Eric Boisset : Je suis né à Valence, en Espagne, le 8 novembre 1965. Après moult pérégrinations, me voici provisoirement fixé en Savoie, dans un petit village de montagne, en plein cœur du massif des Bauges. Un coin charmant…

Lirado : Quelle(s) étude(s) avez-vous faites ?

Eric Boisset : Des études de droits et de lettres modernes. Mais je n’étais guère assidu aux cours de faculté. Déjà, j’avais la tête ailleurs. Ça ne s’est pas arrangé depuis.

Lirado : Quel(s) métier(s) avez-vous exercé avant de devenir écrivain ? Exercez-vous encore un autre métier si oui lequel ?

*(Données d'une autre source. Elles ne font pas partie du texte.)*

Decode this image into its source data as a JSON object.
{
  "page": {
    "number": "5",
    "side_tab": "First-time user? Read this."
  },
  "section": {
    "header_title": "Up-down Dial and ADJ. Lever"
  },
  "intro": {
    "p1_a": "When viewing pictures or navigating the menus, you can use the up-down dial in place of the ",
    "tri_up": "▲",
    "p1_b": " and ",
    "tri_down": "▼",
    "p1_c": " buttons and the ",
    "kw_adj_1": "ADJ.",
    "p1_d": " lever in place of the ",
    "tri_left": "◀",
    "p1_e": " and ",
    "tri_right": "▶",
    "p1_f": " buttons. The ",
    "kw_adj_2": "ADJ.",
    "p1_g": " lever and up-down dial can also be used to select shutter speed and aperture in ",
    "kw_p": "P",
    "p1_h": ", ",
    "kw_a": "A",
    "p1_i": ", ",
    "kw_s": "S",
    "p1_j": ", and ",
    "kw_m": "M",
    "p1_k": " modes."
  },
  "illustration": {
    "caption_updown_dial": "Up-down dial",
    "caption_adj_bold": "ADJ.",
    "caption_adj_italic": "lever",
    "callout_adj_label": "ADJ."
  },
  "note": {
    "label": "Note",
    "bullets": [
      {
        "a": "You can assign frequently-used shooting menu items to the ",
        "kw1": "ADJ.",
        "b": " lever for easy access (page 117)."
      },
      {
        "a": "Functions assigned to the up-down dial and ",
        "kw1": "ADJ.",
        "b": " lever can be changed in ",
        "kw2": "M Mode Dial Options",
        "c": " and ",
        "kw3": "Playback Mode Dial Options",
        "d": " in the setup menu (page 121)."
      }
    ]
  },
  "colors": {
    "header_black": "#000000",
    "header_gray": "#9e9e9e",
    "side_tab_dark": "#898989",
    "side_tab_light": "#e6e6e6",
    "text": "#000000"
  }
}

Eric Boisset : Toutes sortes de petites, moyens et gros boulots. J’ai été saisonnier dans des exploitations agricoles, débardeur, garçon de café, livreur à Paris (une période épique), loueur d’engins de terrassement, bibliothécaire, fromager (je jure que je n’invente rien), scénariste de bandes dessinées, etc. Actuellement, je suis tout à la fois assistant de conservation du patrimoine et écrivain.

Lirado : Combien de livres écrivez-vous par an ?

Eric Boisset : Un seul, et encore quand tout va bien. Je m’y attelle généralement au printemps, et je le termine fin août. C’est aussi régulier qu’une floraison d’arbre fruitier. Et comme je sais très bien que je suis un pommier, je ne cherche pas à faire des poires.

Lirado : N’écrivez-vous que pour la jeunesse ou aussi pour les adultes ?

Eric Boisset : Pour la jeunesse exclusivement. Tout du moins jusqu’à aujourd’hui. Mais ça pourrait changer, si une idée de roman adulte me venait.

Lirado : Quel genre de livre préférez-vous écrire ?

Eric Boisset : Des romans fantastiques mâtinés d’humour. J’aime beaucoup rire, d’une manière générale, et j’ai le plus grand mal à prendre mes personnages au sérieux. Mais encore une fois, rien n’est jamais systématique dans ma manière de travailler. Je pense d’ailleurs changer de registre pour mon prochain roman, et aborder un genre qui me passionne, celui de la science fiction.

Lirado : Combien de livres avez-vous écrit ? Quel est votre premier livre ?

Eric Boisset : J’ai écrit sept romans. Deux trilogies fantastiques et un roman hors genres qui raconte l’histoire d’amitié entre un jeune grec et un pélican sur une île de l’archipel ionien. Mon premier livre s’intitule : Le grimoire d’Arkandias. Il est publié aux Editions Magnard.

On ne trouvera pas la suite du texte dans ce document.